Photographer Shelley Christians and I walk through the sweltering campsite with Absalom Nghidipohamba. It’s November and Namibia is in the grips of a severe drought. Everything is brittle with thirst. Absalom and four other men live here and tend to this campsite in the middle of nowhere.
Over the next few days, we’ll visit many similar places. Welcome to the Erongo Mountains, where being alone takes on a whole new meaning.
On the edge of a crater
The Erongo Mountains are south-west of the town of Omaruru. Millions of years ago, a volcano rose from the landscape as tectonic plates shifted and Gondwanaland split into continents. The mountains are the remnants of this giant volcano, which once stood 3 000 m tall before collapsing in on itself.
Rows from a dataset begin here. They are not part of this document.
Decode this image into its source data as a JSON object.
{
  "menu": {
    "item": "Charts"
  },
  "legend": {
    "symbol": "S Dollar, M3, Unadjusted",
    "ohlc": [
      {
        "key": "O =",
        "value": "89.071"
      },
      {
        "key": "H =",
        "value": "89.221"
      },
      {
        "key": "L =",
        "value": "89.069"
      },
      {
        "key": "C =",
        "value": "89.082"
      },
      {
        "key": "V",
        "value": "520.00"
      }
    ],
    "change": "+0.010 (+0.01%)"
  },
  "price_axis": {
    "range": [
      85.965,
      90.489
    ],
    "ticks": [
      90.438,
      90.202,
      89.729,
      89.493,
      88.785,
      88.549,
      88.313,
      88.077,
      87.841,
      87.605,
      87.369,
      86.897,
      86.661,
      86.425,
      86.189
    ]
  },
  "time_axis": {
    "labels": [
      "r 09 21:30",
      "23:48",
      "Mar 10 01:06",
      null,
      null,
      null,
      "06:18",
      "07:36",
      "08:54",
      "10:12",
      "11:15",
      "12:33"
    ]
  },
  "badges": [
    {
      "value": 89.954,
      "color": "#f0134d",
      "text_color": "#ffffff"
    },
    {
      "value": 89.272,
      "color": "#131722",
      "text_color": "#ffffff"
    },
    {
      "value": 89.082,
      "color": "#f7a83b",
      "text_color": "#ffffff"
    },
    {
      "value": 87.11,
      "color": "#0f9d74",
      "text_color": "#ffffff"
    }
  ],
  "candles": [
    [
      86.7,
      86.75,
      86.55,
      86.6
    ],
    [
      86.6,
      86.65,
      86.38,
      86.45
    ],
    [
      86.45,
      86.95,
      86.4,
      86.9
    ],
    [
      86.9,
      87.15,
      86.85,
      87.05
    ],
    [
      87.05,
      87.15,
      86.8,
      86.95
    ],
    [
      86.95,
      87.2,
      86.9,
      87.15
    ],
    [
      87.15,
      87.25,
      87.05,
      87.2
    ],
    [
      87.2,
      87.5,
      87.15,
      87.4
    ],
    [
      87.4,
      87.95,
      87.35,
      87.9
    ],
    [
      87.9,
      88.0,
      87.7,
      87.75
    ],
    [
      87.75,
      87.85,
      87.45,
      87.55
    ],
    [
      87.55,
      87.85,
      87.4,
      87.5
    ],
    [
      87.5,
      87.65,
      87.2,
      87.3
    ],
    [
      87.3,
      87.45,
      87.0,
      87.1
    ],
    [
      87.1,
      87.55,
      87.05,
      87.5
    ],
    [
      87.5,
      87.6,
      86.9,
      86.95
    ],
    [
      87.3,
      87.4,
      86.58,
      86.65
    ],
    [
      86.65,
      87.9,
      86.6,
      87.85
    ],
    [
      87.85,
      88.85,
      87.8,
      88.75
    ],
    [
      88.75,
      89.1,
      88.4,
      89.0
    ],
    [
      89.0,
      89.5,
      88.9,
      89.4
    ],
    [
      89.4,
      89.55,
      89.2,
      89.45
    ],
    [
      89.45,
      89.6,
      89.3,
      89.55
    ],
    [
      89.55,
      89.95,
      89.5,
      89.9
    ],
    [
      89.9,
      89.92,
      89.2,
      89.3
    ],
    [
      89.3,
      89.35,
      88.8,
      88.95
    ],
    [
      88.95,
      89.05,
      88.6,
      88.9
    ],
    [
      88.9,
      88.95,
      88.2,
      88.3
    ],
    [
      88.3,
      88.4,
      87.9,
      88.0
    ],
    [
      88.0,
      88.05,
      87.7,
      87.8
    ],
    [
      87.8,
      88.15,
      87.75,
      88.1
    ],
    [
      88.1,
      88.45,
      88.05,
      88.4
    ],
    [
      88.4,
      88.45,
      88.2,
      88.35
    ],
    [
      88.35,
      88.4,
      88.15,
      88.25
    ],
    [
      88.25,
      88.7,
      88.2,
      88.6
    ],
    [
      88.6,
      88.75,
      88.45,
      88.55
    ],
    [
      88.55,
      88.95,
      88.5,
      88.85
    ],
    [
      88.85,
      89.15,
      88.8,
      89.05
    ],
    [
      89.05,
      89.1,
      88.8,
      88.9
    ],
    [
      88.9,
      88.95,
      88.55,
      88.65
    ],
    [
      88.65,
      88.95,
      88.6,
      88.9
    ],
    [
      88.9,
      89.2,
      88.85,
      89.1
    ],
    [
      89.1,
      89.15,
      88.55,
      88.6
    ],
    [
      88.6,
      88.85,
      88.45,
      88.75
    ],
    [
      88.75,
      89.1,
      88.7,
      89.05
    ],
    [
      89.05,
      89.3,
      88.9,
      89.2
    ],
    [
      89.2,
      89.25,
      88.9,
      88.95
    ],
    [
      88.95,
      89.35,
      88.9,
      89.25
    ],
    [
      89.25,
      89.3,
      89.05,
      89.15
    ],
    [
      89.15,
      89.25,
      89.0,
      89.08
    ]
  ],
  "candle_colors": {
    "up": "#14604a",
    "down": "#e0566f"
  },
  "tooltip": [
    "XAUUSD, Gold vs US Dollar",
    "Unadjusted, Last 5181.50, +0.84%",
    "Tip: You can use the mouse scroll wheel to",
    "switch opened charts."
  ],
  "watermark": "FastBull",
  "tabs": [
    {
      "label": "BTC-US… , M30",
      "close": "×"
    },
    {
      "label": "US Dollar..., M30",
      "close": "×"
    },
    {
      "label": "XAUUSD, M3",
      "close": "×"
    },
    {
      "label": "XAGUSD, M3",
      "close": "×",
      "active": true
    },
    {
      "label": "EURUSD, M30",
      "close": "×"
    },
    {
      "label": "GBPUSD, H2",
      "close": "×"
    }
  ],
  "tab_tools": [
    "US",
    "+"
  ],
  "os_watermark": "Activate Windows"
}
Go look on Google Maps – you can clearly see the crater.
Our route will take us around the crater, from Omaruru to Usakos, along the D2315, D2306 and D1935. Then we’ll follow the B2 to Karibib and the C33 back to Omaruru – a road trip of about 200 km.
Half an hour after leaving Omaruru, we drive through the gates of the Erongo Rhino Mountain Sanctuary Trust ( erongo mountains.org) – a huge area of mostly fenceless farms. The farmers inside have worked hard to reintroduce black rhino and blackfaced impala. (We’ll only leave the trust area again in two days’ time.)